La Asociación Empresaria Argentina (AEA) y la Cámara Argentina de Comercio y Servicios (CAC) rechazaron el proyecto de Aporte Solidario sobre grandes fortunas que tiene media sanción de Diputados y advirtieron que peligra la recuperación económica “si se siguen incrementando las cargas fiscales” sobre el sector privado.

A los recientes rechazos del Foro de Convergencia Empresarial y la Unión Industrial Argentina (UIA), entre otras entidades del sector, ahora se le sumaron la influyente AEA y la CAC para reclamar cambios en la iniciativa impulsada por diputados del kirchnerismo.

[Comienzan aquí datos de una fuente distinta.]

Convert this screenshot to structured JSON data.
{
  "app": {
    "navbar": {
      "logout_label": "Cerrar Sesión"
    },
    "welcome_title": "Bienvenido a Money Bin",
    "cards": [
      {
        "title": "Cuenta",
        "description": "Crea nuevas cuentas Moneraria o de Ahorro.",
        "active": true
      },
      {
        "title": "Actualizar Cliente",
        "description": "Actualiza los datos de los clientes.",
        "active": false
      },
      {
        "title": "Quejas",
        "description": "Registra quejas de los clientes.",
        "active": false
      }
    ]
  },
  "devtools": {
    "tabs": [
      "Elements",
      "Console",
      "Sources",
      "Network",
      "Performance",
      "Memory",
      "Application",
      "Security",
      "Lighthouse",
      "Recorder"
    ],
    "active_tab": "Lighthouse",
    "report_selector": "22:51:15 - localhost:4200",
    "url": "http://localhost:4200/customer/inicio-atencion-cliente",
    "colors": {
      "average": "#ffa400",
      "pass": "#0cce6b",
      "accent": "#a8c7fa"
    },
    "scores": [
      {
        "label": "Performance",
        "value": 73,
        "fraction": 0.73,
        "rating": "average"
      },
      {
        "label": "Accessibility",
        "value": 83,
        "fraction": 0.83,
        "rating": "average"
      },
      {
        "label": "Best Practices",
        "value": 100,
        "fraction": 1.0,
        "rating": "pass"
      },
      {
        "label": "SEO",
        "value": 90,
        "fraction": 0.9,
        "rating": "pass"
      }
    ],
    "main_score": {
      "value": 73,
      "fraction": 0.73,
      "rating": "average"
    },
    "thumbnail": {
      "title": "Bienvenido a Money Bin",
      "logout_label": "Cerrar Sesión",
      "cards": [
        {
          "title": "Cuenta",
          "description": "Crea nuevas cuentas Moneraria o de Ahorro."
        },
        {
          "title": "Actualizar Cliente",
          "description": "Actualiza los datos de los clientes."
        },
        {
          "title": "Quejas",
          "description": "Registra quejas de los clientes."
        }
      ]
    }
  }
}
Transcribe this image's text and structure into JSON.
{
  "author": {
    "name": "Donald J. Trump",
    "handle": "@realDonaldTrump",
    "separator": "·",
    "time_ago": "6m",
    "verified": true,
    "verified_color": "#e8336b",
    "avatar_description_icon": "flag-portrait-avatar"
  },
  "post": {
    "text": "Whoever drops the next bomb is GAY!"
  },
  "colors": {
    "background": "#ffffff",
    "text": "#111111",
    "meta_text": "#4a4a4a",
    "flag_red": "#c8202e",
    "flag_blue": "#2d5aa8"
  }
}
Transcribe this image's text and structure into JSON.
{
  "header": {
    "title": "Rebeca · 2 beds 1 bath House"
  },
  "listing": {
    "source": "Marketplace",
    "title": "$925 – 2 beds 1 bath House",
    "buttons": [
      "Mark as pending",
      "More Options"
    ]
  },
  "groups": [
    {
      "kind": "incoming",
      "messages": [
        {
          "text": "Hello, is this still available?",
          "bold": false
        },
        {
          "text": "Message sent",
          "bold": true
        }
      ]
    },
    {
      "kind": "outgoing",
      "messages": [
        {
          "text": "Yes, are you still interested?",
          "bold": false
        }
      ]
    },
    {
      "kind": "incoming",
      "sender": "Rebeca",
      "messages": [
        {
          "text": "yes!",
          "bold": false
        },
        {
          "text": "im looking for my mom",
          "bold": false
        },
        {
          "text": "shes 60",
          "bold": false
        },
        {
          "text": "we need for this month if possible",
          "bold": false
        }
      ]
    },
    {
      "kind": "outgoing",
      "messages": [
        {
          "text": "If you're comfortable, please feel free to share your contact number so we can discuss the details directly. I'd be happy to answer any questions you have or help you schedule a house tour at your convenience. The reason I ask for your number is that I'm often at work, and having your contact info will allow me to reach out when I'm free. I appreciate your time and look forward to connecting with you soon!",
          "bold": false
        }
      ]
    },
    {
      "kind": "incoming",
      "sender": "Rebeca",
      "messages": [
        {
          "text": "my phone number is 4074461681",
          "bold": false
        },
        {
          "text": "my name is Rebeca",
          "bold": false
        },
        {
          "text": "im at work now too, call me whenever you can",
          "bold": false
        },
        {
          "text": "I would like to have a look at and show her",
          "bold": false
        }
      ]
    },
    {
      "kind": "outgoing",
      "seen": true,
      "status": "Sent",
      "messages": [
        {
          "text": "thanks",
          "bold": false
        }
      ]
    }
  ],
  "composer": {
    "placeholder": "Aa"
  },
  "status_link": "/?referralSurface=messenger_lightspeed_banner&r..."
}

En un comunicado, AEA expresó su “desacuerdo total” con el proyecto de Aporte Solidario y Extraordinario y alertó que “genera un desaliento en la comunidad empresarial profunda, por cuanto representa una medida que descapitaliza a las empresas y restringe fuertemente su capacidad para producir, invertir y sostener empleos formales”.

“El proyecto afecta la propiedad privada al determinar la superposición del nuevo gravamen sobre otros ya existentes como el de Bienes Personales. Incrementa así muy significativamente la ya elevada carga tributaria que soporta el sector formal de la economía a tal punto que puede llegar a ser confiscatorio”, advirtió.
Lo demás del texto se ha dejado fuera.